Die wider jede Aufklärung, Hausverstand und Vernunft aufgezwungene Strategie ist nicht ohne Perfidie. So wird, wenn z.B. der Apothekenleiter plötzlich verhindert ist, in der Offizin dem Gesetz entsprechend vor Ort anwesend zu sein, und ein angestellter Apotheker aus Pflichtbewußsein und Solidarität (das soll's ja auch noch geben) für den Nachtdienst einspringt, ersterer wegen Nichteinhaltung des Arbeitszeitgesetze bestraft. Entfällt aber der Nachtdienst, wird erst recht bestraft. Und dieses Schicksal lauert zukünftig mit amtlichem Segen.

 

Bisher konnte nämlich mit der Anstellung einer einzigen Apothekerin oder eines einzigen Apothekers zur Vertretung der abwesenden Apothekenleiterin oder des abwesenden Apothekenleiters gesetzkonform gearbeitet werden. Das ließ sich in Notfällen und für sonstige Abwesenheit gut organisieren. Aber ab sofort sind zu dieser Tätigkeit für eine Turnusdienstwoche Nachtdienst bei 7 aufeinanderfolgenden Tagen im günstigsten Fall mindestens zwei wenn nicht gar drei ApothekerInnen notwendig. Das probiere einer mal auf die Gschwinde vorschriftsgemäß und arbeiterkammergerecht (!) zu organisieren!!! Dies zu erklären, wie das genau geht mit Abrechnung, Lohnverrechnung usw. gelingt nicht einmal den Experten der Volkshochschule in einem 8 Stunden Kurs. Ich bitte Sie mir das zu glauben. Vertrauen Sie mir, ich bin eh kein Politiker!
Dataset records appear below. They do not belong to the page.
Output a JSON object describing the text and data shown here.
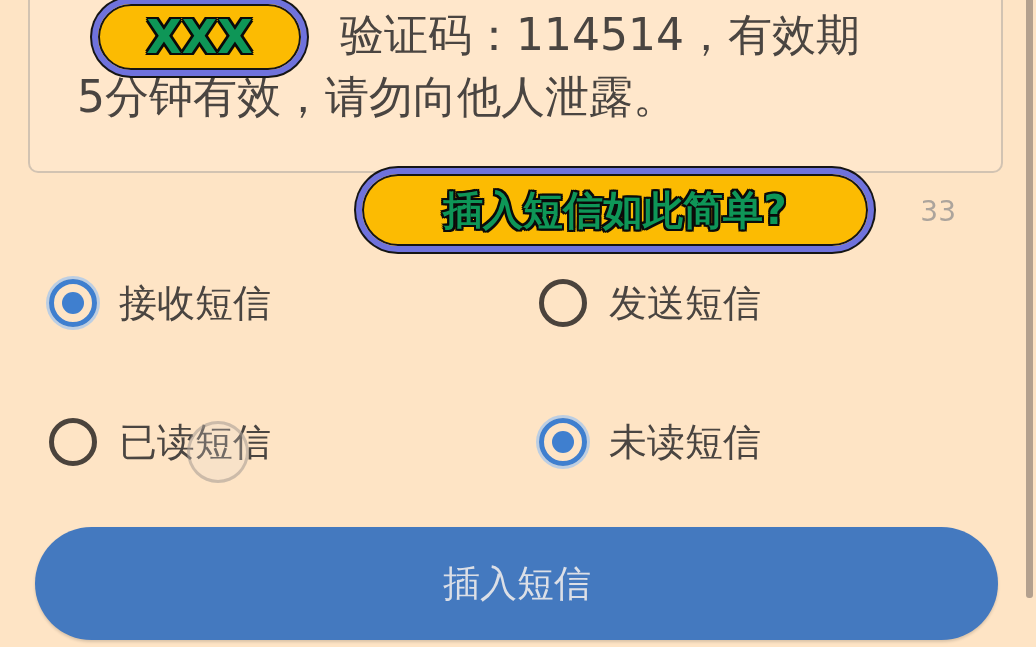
{
  "message_field": {
    "value": "验证码：114514，有效期\n5分钟有效，请勿向他人泄露。"
  },
  "character_count": "33",
  "radio_groups": [
    {
      "options": [
        {
          "label": "接收短信",
          "selected": true,
          "touched": false
        },
        {
          "label": "发送短信",
          "selected": false,
          "touched": false
        }
      ]
    },
    {
      "options": [
        {
          "label": "已读短信",
          "selected": false,
          "touched": true
        },
        {
          "label": "未读短信",
          "selected": true,
          "touched": false
        }
      ]
    }
  ],
  "insert_button": {
    "label": "插入短信"
  },
  "overlays": [
    {
      "kind": "name_cover",
      "text": "XXX"
    },
    {
      "kind": "caption",
      "text": "插入短信如此简单?"
    }
  ]
}
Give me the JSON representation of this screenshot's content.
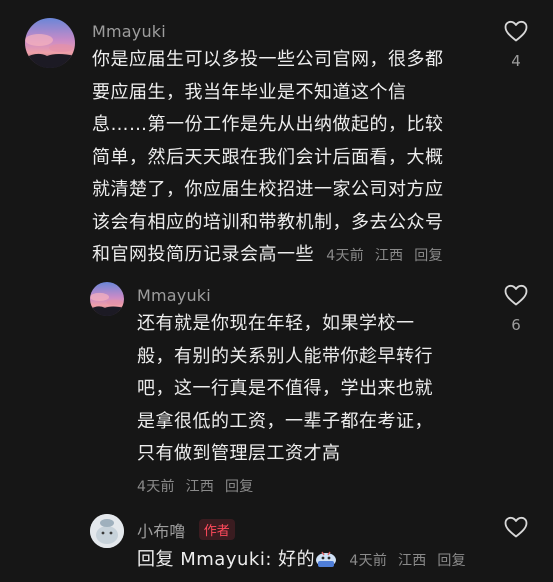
{
  "comments": [
    {
      "username": "Mmayuki",
      "lines": [
        "你是应届生可以多投一些公司官网，很多都",
        "要应届生，我当年毕业是不知道这个信",
        "息……第一份工作是先从出纳做起的，比较",
        "简单，然后天天跟在我们会计后面看，大概",
        "就清楚了，你应届生校招进一家公司对方应",
        "该会有相应的培训和带教机制，多去公众号",
        "和官网投简历记录会高一些"
      ],
      "time": "4天前",
      "location": "江西",
      "reply_label": "回复",
      "like_count": "4"
    },
    {
      "username": "Mmayuki",
      "lines": [
        "还有就是你现在年轻，如果学校一",
        "般，有别的关系别人能带你趁早转行",
        "吧，这一行真是不值得，学出来也就",
        "是拿很低的工资，一辈子都在考证，",
        "只有做到管理层工资才高"
      ],
      "time": "4天前",
      "location": "江西",
      "reply_label": "回复",
      "like_count": "6"
    },
    {
      "username": "小布噜",
      "badge": "作者",
      "reply_prefix": "回复",
      "mention": "Mmayuki:",
      "text": "好的",
      "time": "4天前",
      "location": "江西",
      "reply_label": "回复"
    }
  ],
  "icons": {
    "like": "heart-outline-icon",
    "reaction_emoji": "emoji-sticker-icon"
  }
}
Zu Ihrem Kummer darf ich der guten Ordnung halber noch ergänzen, daß selbstverständlich z.B. eine Konzessionärin, auch wenn hochschwanger, eine Woche und mehr rund um die Uhr arbeiten darf. Hier ist noch ein wenig Handlungsbedarf!

 

Abgesehen von diesem Schönheitsfehler -nobody is perfect- wurde hier wie beim Mühlfahrspiel eine klassische Doppelmühle eingerichtet, der nicht zu entkommen ist, und die Parlamentarier, die Volksvertreter, sind ja nicht schuld, wenn der Apotheker so blöd ist, spitalsreif zu erkranken. Am Rande sei noch erwähnt, daß ein Urlaub somit praktisch nie mehr in die Bereitschaftsdienstwoche fallen kann und darf. Dieses aber darf ich annehmen, ist für einen, nicht zur Anwesenheit am Arbeitsplatz verpflichteten, Parlamentarier ohnehin logisch leicht zu begreifen.

 

Diese neuen ungeahnten Möglichkeiten zur Kriminalisierung ergaben sich durch die 1 zu 1 Übernahme von EU Arbeitszeitregelungen. War es bis jetzt schon meist zu kostspielig, für Landapotheker, sagen wir, 4 oder gar 5 Wochen wie ein gewöhnlich privilegierter Arbeitnehmer durchgehend zu urlauben, weil die Betriebsgröße keine weiteren Fachkräfte im Volldienst zur vorgeschriebenen Vertretung zuließ, so ist dies jetzt durch die neuen Arbeitszeitregelungen zusätzlich arbeitszeit-technisch unmöglich gemacht worden, womit neben der Finanzierbarkeit eine weitere Schikane zukunftsweisend eingerichtet wurde.

 

Falls Sie es bis jetzt noch nicht wissen sollten, sind ja die Apotheken per Gesetz verpflichtet offenzuhalten. Betriebsferien, Fortbildungsurlaube oder einfach Zwickeltage wie sie oft bei Ärzten, ärztlichen Hausapothekern etc. zu beobachten sind, oder gar Ruhezeiten wie die zweimonatigen Parlamentsferien gibt es nicht.

 

Es störte die Volksvertreter nicht im mindesten, daß mit den bisherigen Regelungen nach Kollektivvertrag, Arbeitszeitgesetz, Entlohnung und so weiter alle Beteiligten, insbesondere die angestellten Apothekerinnen und Apotheker, sehr zufrieden waren. So darf ich Ihnen nach besten Wissen und Gewissen mein Lob aussprechen, daß sich die heimischen Parlamentarier bzw. die Regierung einen feuchten Dreck scherten, und nicht so sorglos wie die Kollegen aus dem Parade EU-Land BRD verhielten, die diesen Regelungen nicht zustimmten, sondern die Pharmazie davon  ausnahmen. Lobenswerterweise wurde also die EU bei uns mehr als notwendig durchgesetzt.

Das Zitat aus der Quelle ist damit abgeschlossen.